= William Carnaby (composer) =

English organist and composer

William Carnaby (1772 – 7 November 1839) was an English organist and composer.

==Life==
Carnaby was born in London in 1772, and was educated in the Chapel Royal as a chorister under James Nares and Edmund Ayrton. He was subsequently organist at Eye, Suffolk and at Huntingdon. In 1805 he took the degree of Mus. Doc. at Cambridge, where he entered at Trinity Hall. In July 1808 he proceeded Mus. Doc., on which occasion his exercise, described as "a grand musical piece," was performed at Great St Mary's on Sunday 7 July.

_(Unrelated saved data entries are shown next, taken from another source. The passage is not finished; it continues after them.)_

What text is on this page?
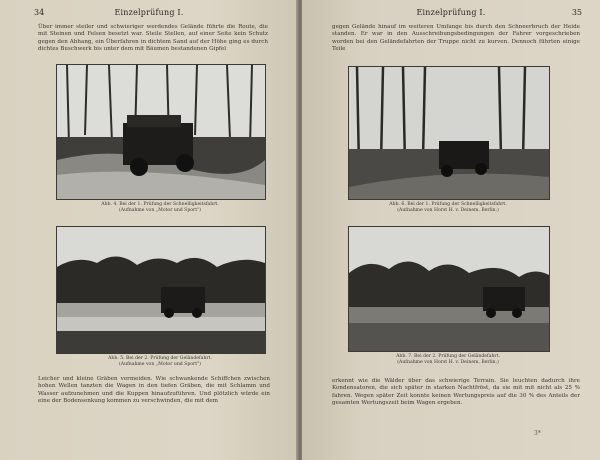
34	Einzelprüfung I.

Über immer steiler und schwieriger werdendes Gelände führte die Route, die mit Steinen und Felsen besetzt war. Steile Stellen, auf einer Seite kein Schutz gegen den Abhang, ein Überfahren in dichtem Sand auf der Höhe ging es durch dichtes Buschwerk bis unter dem mit Bäumen bestandenen Gipfel

Abb. 4. Bei der 1. Prüfung der Schnelligkeitsfahrt.
(Aufnahme von „Motor und Sport")
Abb. 5. Bei der 2. Prüfung der Geländefahrt.
(Aufnahme von „Motor und Sport")

Leicher und kleine Gräben vermeiden. Wie schwankende Schiffchen zwischen hohen Wellen tanzten die Wagen in den tiefen Gräben, die mit Schlamm und Wasser aufzunehmen und die Kuppen hinaufzuführen. Und plötzlich würde ein eine der Bodensenkung kommen zu verschwinden, die mit dem

Einzelprüfung I.	35

gegen Gelände hinauf im weiteren Umfange bis durch den Schneerbruch der Heide standen. Er war in den Ausschreibungsbedingungen der Fahrer vorgeschrieben worden bei den Geländefahrten der Truppe nicht zu kurven. Dennoch führten einige Teile

Abb. 6. Bei der 1. Prüfung der Schnelligkeitsfahrt.
(Aufnahme von Horst H. v. Deinem, Berlin.)
Abb. 7. Bei der 2. Prüfung der Geländefahrt.
(Aufnahme von Horst H. v. Deinem, Berlin.)

erkennt wie die Wälder über das schwierige Terrain. Sie leuchten dadurch ihre Kondensatoren, die sich später in starken Nachtfröst, da sie mit mit nicht als 25 % fahren. Wegen später Zeit konnte keinen Wertungspreis auf die 30 % des Anteils der gesamten Wertungszeit beim Wagen ergeben.

3*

Previous to this he had left Huntingdon and settled in London, where he lived at various times at Winchester Row and Red Lion Square. In 1823 he was appointed organist of the newly opened Hanover Chapel, Regent Street, at a salary of £50 per annum, a post he occupied until his death on 7 November 1839.

==Compositions==
Carnaby wrote many songs: these include six songs dedicated to Lady Templetown; two books of songs dedicated to William Knyvett; six canzonets for two voices to words by William Shenstone; and a collection of vocal music dedicated to Viscountess Mahon. He also composed piano pieces. William Henry Husk wrote that his compositions "have been characterised as scientific, but deficient in taste."